Statistical organizations periodically perform a SDE process. It begins with data collection. An interviewer can quickly examine the respondent answers and highlight gross errors. Whenever data collection is performed using a computer, more complex edits can be stored in it in advance and can be applied to data just before their transmission to a central database. In such cases, the core of editing activity is performed after completing data collection. Nowadays, any modern editing process is based on the a-priori specification of a set of edits, i.e., logical conditions or restrictions on data values. A given set of edits is not necessarily correct: important edits may be omitted and conceptually wrong, too restrictive or logically inconsistent edits may be included.
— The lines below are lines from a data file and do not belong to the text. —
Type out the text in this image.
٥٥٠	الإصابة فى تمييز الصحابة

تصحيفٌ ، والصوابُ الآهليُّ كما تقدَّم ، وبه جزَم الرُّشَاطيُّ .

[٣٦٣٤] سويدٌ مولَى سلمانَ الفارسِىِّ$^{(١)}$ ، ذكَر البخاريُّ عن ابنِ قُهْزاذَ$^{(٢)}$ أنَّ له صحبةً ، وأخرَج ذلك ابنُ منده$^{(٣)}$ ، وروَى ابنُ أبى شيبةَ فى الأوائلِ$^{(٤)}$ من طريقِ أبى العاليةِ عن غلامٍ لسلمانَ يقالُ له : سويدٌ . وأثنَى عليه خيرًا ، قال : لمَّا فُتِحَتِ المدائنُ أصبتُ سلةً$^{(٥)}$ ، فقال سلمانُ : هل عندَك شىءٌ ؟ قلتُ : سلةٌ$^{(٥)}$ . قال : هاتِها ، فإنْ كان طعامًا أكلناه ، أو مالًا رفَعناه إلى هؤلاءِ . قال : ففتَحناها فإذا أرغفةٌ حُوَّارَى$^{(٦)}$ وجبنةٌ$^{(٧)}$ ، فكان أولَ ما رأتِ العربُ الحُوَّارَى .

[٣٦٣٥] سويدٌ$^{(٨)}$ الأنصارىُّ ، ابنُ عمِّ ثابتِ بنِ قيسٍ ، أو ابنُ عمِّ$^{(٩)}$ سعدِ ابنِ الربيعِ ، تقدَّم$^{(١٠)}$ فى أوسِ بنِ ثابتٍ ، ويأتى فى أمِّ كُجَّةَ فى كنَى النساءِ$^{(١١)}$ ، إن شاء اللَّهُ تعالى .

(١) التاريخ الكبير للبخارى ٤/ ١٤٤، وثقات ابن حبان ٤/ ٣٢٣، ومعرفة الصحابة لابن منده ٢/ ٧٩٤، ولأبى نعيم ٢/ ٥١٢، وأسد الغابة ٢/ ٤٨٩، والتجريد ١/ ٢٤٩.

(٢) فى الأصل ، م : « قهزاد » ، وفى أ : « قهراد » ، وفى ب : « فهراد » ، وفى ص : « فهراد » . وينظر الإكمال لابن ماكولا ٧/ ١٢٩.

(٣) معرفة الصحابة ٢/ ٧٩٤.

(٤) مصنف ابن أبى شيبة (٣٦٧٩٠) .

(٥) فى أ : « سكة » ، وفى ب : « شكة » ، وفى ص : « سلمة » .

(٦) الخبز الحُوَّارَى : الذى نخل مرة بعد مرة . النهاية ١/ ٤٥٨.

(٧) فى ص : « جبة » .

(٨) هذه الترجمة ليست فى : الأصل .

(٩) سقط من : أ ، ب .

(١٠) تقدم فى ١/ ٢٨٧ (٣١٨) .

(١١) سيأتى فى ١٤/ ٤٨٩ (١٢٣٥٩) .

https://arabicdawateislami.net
The extent of these problems is reduced by a subject-matter expert edits specification. Problems are not eliminated, however, because many surveys involve large questionnaires and require the complex specification of hundreds of edits. As a check, a proposed set of edits is applied on test data with known errors before application on real data. Missing edits or logically inconsistent ones, however, may not be detected at this stage. Problems in the edits, if discovered during the actual editing or even after it, cause editing to start anew after their correction, leading to delays and incurring larger costs than expected. Any method or procedure which would assist in the most efficient specification of edits would therefore be welcome.
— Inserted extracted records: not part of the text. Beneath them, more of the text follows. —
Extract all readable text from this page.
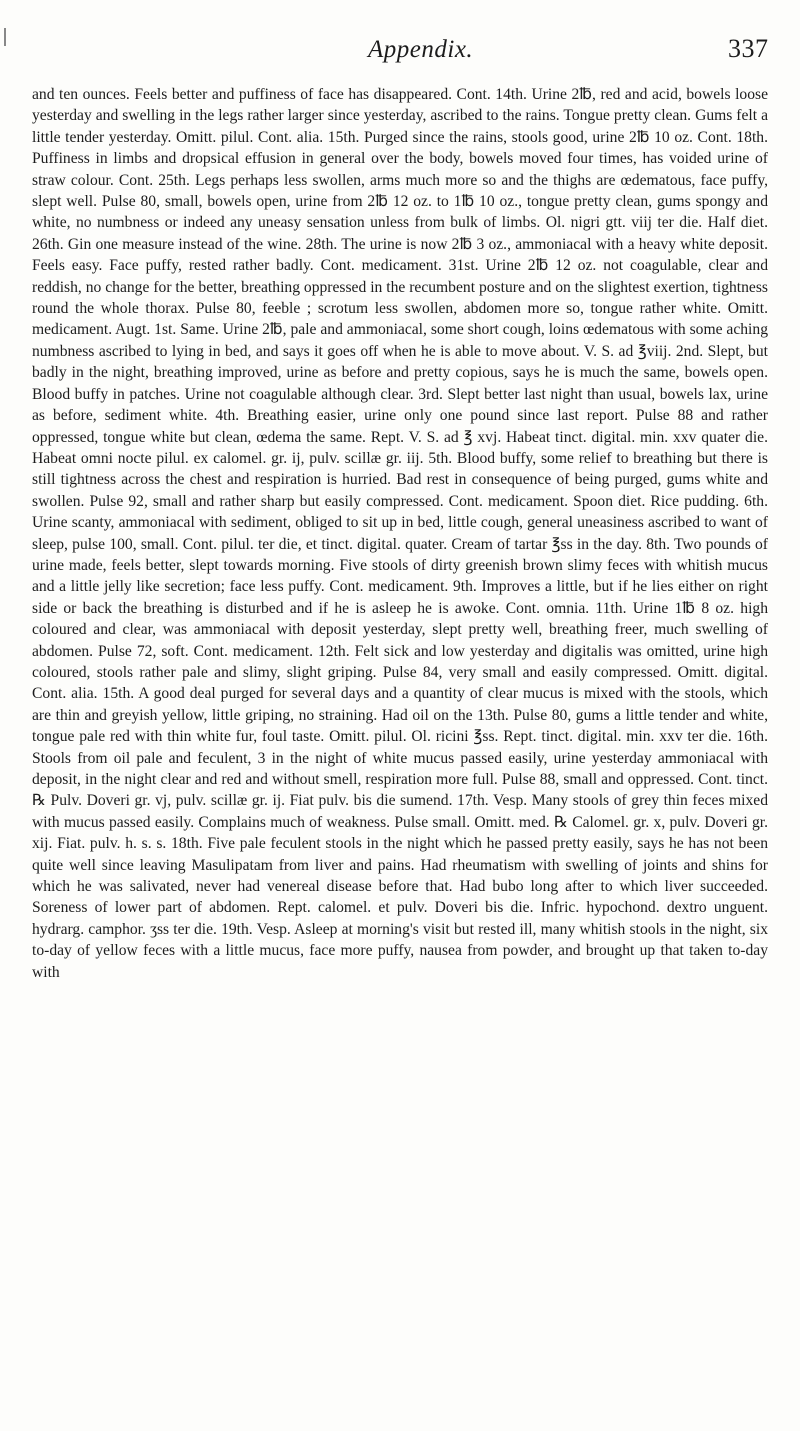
Appendix.	337

and ten ounces. Feels better and puffiness of face has disappeared. Cont. 14th. Urine 2℔, red and acid, bowels loose yesterday and swelling in the legs rather larger since yesterday, ascribed to the rains. Tongue pretty clean. Gums felt a little tender yesterday. Omitt. pilul. Cont. alia. 15th. Purged since the rains, stools good, urine 2℔ 10 oz. Cont. 18th. Puffiness in limbs and dropsical effusion in general over the body, bowels moved four times, has voided urine of straw colour. Cont. 25th. Legs perhaps less swollen, arms much more so and the thighs are œdematous, face puffy, slept well. Pulse 80, small, bowels open, urine from 2℔ 12 oz. to 1℔ 10 oz., tongue pretty clean, gums spongy and white, no numbness or indeed any uneasy sensation unless from bulk of limbs. Ol. nigri gtt. viij ter die. Half diet. 26th. Gin one measure instead of the wine. 28th. The urine is now 2℔ 3 oz., ammoniacal with a heavy white deposit. Feels easy. Face puffy, rested rather badly. Cont. medicament. 31st. Urine 2℔ 12 oz. not coagulable, clear and reddish, no change for the better, breathing oppressed in the recumbent posture and on the slightest exertion, tightness round the whole thorax. Pulse 80, feeble ; scrotum less swollen, abdomen more so, tongue rather white. Omitt. medicament. Augt. 1st. Same. Urine 2℔, pale and ammoniacal, some short cough, loins œdematous with some aching numbness ascribed to lying in bed, and says it goes off when he is able to move about. V. S. ad ℥viij. 2nd. Slept, but badly in the night, breathing improved, urine as before and pretty copious, says he is much the same, bowels open. Blood buffy in patches. Urine not coagulable although clear. 3rd. Slept better last night than usual, bowels lax, urine as before, sediment white. 4th. Breathing easier, urine only one pound since last report. Pulse 88 and rather oppressed, tongue white but clean, œdema the same. Rept. V. S. ad ℥ xvj. Habeat tinct. digital. min. xxv quater die. Habeat omni nocte pilul. ex calomel. gr. ij, pulv. scillæ gr. iij. 5th. Blood buffy, some relief to breathing but there is still tightness across the chest and respiration is hurried. Bad rest in consequence of being purged, gums white and swollen. Pulse 92, small and rather sharp but easily compressed. Cont. medicament. Spoon diet. Rice pudding. 6th. Urine scanty, ammoniacal with sediment, obliged to sit up in bed, little cough, general uneasiness ascribed to want of sleep, pulse 100, small. Cont. pilul. ter die, et tinct. digital. quater. Cream of tartar ℥ss in the day. 8th. Two pounds of urine made, feels better, slept towards morning. Five stools of dirty greenish brown slimy feces with whitish mucus and a little jelly like secretion; face less puffy. Cont. medicament. 9th. Improves a little, but if he lies either on right side or back the breathing is disturbed and if he is asleep he is awoke. Cont. omnia. 11th. Urine 1℔ 8 oz. high coloured and clear, was ammoniacal with deposit yesterday, slept pretty well, breathing freer, much swelling of abdomen. Pulse 72, soft. Cont. medicament. 12th. Felt sick and low yesterday and digitalis was omitted, urine high coloured, stools rather pale and slimy, slight griping. Pulse 84, very small and easily compressed. Omitt. digital. Cont. alia. 15th. A good deal purged for several days and a quantity of clear mucus is mixed with the stools, which are thin and greyish yellow, little griping, no straining. Had oil on the 13th. Pulse 80, gums a little tender and white, tongue pale red with thin white fur, foul taste. Omitt. pilul. Ol. ricini ℥ss. Rept. tinct. digital. min. xxv ter die. 16th. Stools from oil pale and feculent, 3 in the night of white mucus passed easily, urine yesterday ammoniacal with deposit, in the night clear and red and without smell, respiration more full. Pulse 88, small and oppressed. Cont. tinct. ℞ Pulv. Doveri gr. vj, pulv. scillæ gr. ij. Fiat pulv. bis die sumend. 17th. Vesp. Many stools of grey thin feces mixed with mucus passed easily. Complains much of weakness. Pulse small. Omitt. med. ℞ Calomel. gr. x, pulv. Doveri gr. xij. Fiat. pulv. h. s. s. 18th. Five pale feculent stools in the night which he passed pretty easily, says he has not been quite well since leaving Masulipatam from liver and pains. Had rheumatism with swelling of joints and shins for which he was salivated, never had venereal disease before that. Had bubo long after to which liver succeeded. Soreness of lower part of abdomen. Rept. calomel. et pulv. Doveri bis die. Infric. hypochond. dextro unguent. hydrarg. camphor. ʒss ter die. 19th. Vesp. Asleep at morning's visit but rested ill, many whitish stools in the night, six to-day of yellow feces with a little mucus, face more puffy, nausea from powder, and brought up that taken to-day with
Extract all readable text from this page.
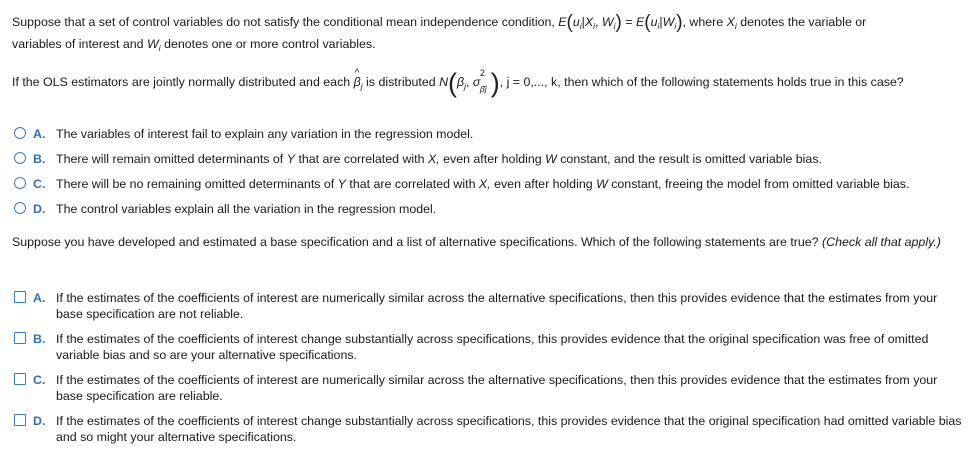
Suppose that a set of control variables do not satisfy the conditional mean independence condition, $E(u_i|X_i$, $W_i) = E(u_i|W_i)$, where $X_i$ denotes the variable or
variables of interest and $W_i$ denotes one or more control variables.
If the OLS estimators are jointly normally distributed and each ^ $\beta_j$ is distributed $N(\beta_j$, σ
2
β̂j ), j = 0,..., k, then which of the following statements holds true in this case?
A. The variables of interest fail to explain any variation in the regression model.
B. There will remain omitted determinants of Y that are correlated with X, even after holding W constant, and the result is omitted variable bias.
C. There will be no remaining omitted determinants of Y that are correlated with X, even after holding W constant, freeing the model from omitted variable bias.
D. The control variables explain all the variation in the regression model.
Suppose you have developed and estimated a base specification and a list of alternative specifications. Which of the following statements are true? (Check all that apply.)
A. If the estimates of the coefficients of interest are numerically similar across the alternative specifications, then this provides evidence that the estimates from your base specification are not reliable.
B. If the estimates of the coefficients of interest change substantially across specifications, this provides evidence that the original specification was free of omitted variable bias and so are your alternative specifications.
C. If the estimates of the coefficients of interest are numerically similar across the alternative specifications, then this provides evidence that the estimates from your base specification are reliable.
D. If the estimates of the coefficients of interest change substantially across specifications, this provides evidence that the original specification had omitted variable bias and so might your alternative specifications.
The final result of a SDE process is the production of clean data and the indication of the underlying causes of errors in the data. Usually, an editing software is able to produce reports indicating frequent errors in the data. The analysis of such reports allows to investigate the data error generation causes and to improve the results of future surveys in terms of data quality. Elimination of sources of errors in a survey allow a data collector agency to save money.
SDE concerns two aspects of data quality; (1) Data Validation: the correction of logical errors in the data; (2) Data Imputation: the imputation of correct values once errors in data have been localized. Whenever missing values appear in data, missing data treatment is part of the data imputation process to be performed in the SDE framework.